Las diferencias entre los padres de la psiquiatría moderna sirven de excusa para todo un muestrario de conceptos que tan sólo evidencian frustraciones. El sexo no es la salida correcta en el laberinto de la mente humana, como propugnaba Freud, sino que es una energía diferenciada de otras manifestaciones igualmente válidas, tal y como defendía Jung. Sin embargo, en la búsqueda de respuestas siempre se halla la maldita experiencia, esa prostituta que se encarga de desmentir razones y construir suposiciones.
Así es como se puede hacer un viaje de aprendizaje en las artes de un discípulo obsesionado con superar a su maestro y de cómo éste tiene miedo a perder la autoridad. Y ahí están patentes los temores de todos los discípulos y de todos los maestros. La superación y el conservadurismo del conocimiento enfrentados en una época en la que el transcurrir de los tiempos no es más que un signo más de que el mundo se está volviendo loco. ¿La plenitud a través del sexo? ¿O, tal vez, a través de la libertad? ¿Están reñidas ambas? ¿O uno conlleva inexorablemente a la otra? El vacío que deja la teoría experimentada se rellena con notas de violencia y el resultado es mucho menos turbador del que se pretende. Quizá porque no se puede pasar de ser un mero espectador, un condenado a escuchar y a permanecer en silencio porque todo lo que se diga puede ser utilizado en su contra.
El director David Cronenberg deja atrás su habitual estilo violento y turbador para centrarse en la misma trasgresión de la emoción a través de una historia que trata de ser intensa para quedarse sólo en la exposición, no muy afortunada, de un distanciamiento en el que no falta la vanidad, la ciencia como producto de la observación y el conocimiento antes de su formulación. Para ello cuenta con el muy descolocado trabajo de Keira Knightley, grotesca en su locura, momificada en su sobriedad e inútil en su labor transmisora; de Viggo Mortensen, brillante en los momentos en los que el propio Sigmund Freud utiliza el arrasamiento de la lógica para llegar a algunas conclusiones vitales para la salud mental humana; y de Michael Fassbender, creíble y lejano, atinado y, en ocasiones, demasiado neutro para componer un Carl Gustav Jung que es el auténtico protagonista de una película que se antoja ciertamente impostada, pequeña por momentos y que deja un cierto regusto a tranquilizante que hace que ningún espectador se sienta parte de lo que se está contando.

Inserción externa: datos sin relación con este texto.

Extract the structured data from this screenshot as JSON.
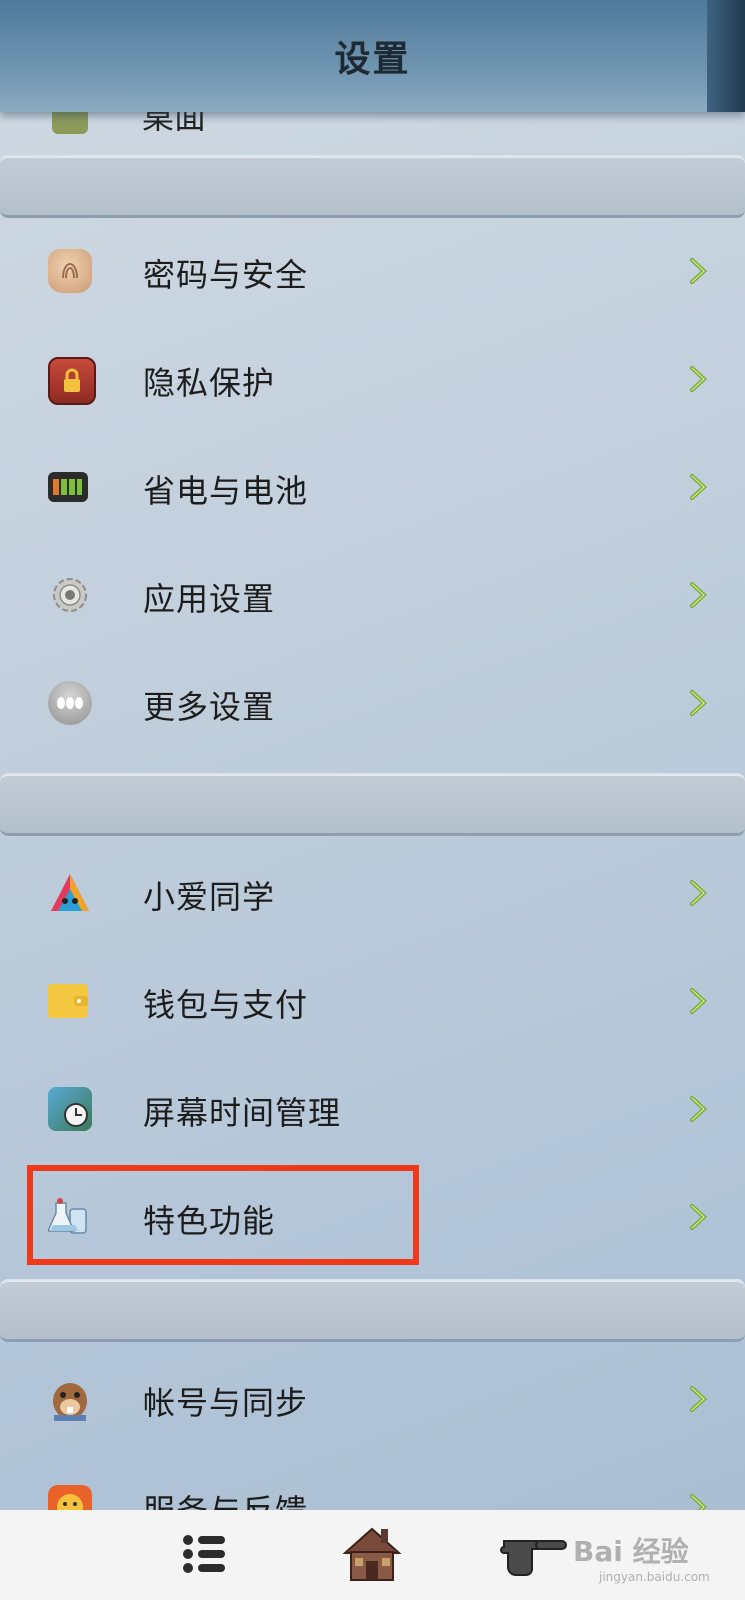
{
  "header": {
    "title": "设置"
  },
  "partial_top_item": {
    "label": "桌面"
  },
  "groups": [
    {
      "items": [
        {
          "label": "密码与安全",
          "icon": "fingerprint-icon"
        },
        {
          "label": "隐私保护",
          "icon": "privacy-lock-icon"
        },
        {
          "label": "省电与电池",
          "icon": "battery-icon"
        },
        {
          "label": "应用设置",
          "icon": "gear-icon"
        },
        {
          "label": "更多设置",
          "icon": "more-dots-icon"
        }
      ]
    },
    {
      "items": [
        {
          "label": "小爱同学",
          "icon": "xiaoai-assistant-icon"
        },
        {
          "label": "钱包与支付",
          "icon": "wallet-icon"
        },
        {
          "label": "屏幕时间管理",
          "icon": "screen-time-icon"
        },
        {
          "label": "特色功能",
          "icon": "lab-flask-icon"
        }
      ]
    },
    {
      "items": [
        {
          "label": "帐号与同步",
          "icon": "beaver-account-icon"
        },
        {
          "label": "服务与反馈",
          "icon": "smiley-feedback-icon"
        }
      ]
    }
  ],
  "bottom_nav": [
    {
      "icon": "list-menu-icon"
    },
    {
      "icon": "home-house-icon"
    },
    {
      "icon": "pointing-hand-icon"
    }
  ],
  "watermark": {
    "main": "Bai 经验",
    "sub": "jingyan.baidu.com"
  },
  "colors": {
    "highlight": "#f0381a",
    "chevron": "#8cc63f",
    "header": "#5f88a6"
  }
}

Y es que es difícil sentirse parte del universo del descubrimiento que hay más allá de la curiosidad. La dirección de Cronenberg es precisa aunque deliberadamente partidista y no consigue captar en toda su magnitud la contraposición de dos hombres de ciencia que no dejaron de ser parte de la vida porque se planteaban interrogantes con inusitada continuidad. El sexo como fuerza liberadora. El sexo como energía. El sexo como frontera superada. El sexo como tortura. El sexo como amor. Y lo que parece es que el sexo puede conducir a la sensación de amor pero no al amor mismo puesto que, en el momento en que se conoce lo prohibido, es muy fácil andar por los senderos de la confusión y entonces ya no es parte de la solución, sino porción enorme del problema.
Aunque, tal vez, sea víctima del inconsciente colectivo, la película no llega a decir nada salvo para apuntar que hay muchas maneras de llegar a la cura y que el hombre que progresa en el saber tiene muchas más posibilidades de tener una vida más feliz y placentera, lo cual no deja de ser una mera opinión con la que se puede estar de acuerdo o no. Personalmente, yo no dejé de preguntarme si las patadas del señor que estaba sentado detrás de mí eran una manifestación de rabia, un reflejo masturbatorio o un íntimo deseo de haber triunfado en el mundo del fútbol. Y sin ser Jung o Freud, me veo incapaz de elegir una opción. La felicidad y el placer, por tanto, me están vedados.